Once again, those in charge of the agenda in Iran have shown their hard face towards the world, displaying contempt for the rights groups that pleaded for a re-examination of the case.

Iran is not the only developing country routinely to execute prisoners for capital crimes. But according to several rights groups, it executes more minors than any other – eight last year alone – breaking the UN Convention on the Rights of the Child, which it signed. Rights groups also say Iran keeps many youngsters on death row till adulthood before hanging them – to keep down the number of executed juveniles.

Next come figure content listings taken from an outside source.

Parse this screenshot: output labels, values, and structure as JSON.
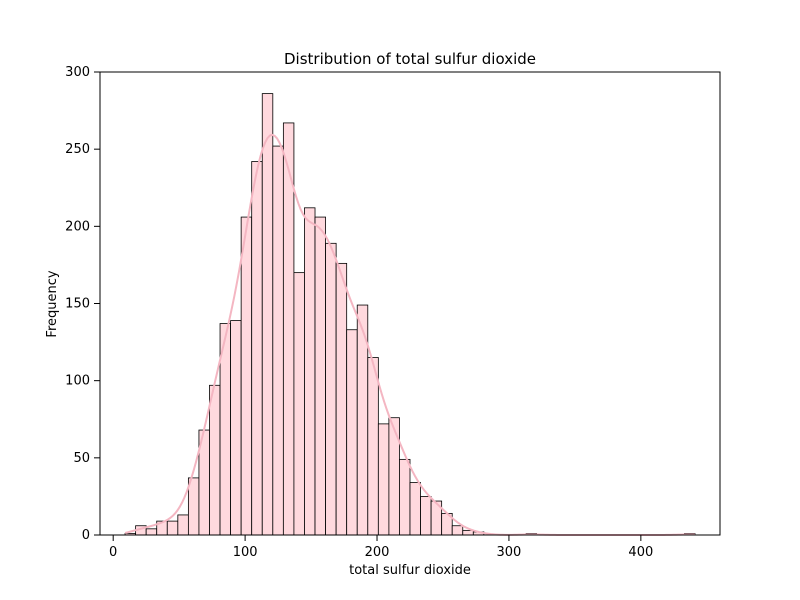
{
  "chart_data": {
    "type": "bar",
    "title": "Distribution of total sulfur dioxide",
    "xlabel": "total sulfur dioxide",
    "ylabel": "Frequency",
    "xlim": [
      -10,
      460
    ],
    "ylim": [
      0,
      300
    ],
    "xticks": [
      0,
      100,
      200,
      300,
      400
    ],
    "yticks": [
      0,
      50,
      100,
      150,
      200,
      250,
      300
    ],
    "grid": false,
    "legend": "none",
    "kde": true,
    "bar_fill_color": "#ffd9de",
    "bar_edge_color": "#000000",
    "kde_color": "#f4b6c2",
    "bins": {
      "start": 9,
      "width": 8.0,
      "counts": [
        1,
        6,
        4,
        9,
        9,
        13,
        37,
        68,
        97,
        137,
        139,
        206,
        242,
        286,
        252,
        267,
        170,
        212,
        206,
        189,
        176,
        133,
        149,
        115,
        72,
        76,
        49,
        34,
        25,
        22,
        14,
        6,
        3,
        2,
        0,
        0,
        0,
        0,
        1,
        0,
        0,
        0,
        0,
        0,
        0,
        0,
        0,
        0,
        0,
        0,
        0,
        0,
        0,
        1
      ]
    }
  }
}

There is no direct link to be drawn between this execution and the recent anti-Western acts of Iranian leaders, including their cold response to the olive branch offered by Barack Obama, their continued enthusiasm for their nuclear programme and President Ahmedinejad's tirade at the UN anti-racism conference.

But what they all suggest is that hard-line conservatives remain in the driving seat in Iran, unaffected by America's attempts to engage. Depressingly, it seems that powerful elements in Iran do not want engagement. Darabi was one more victim of a mindset that remains closed to dialogue and shows no sign of changing.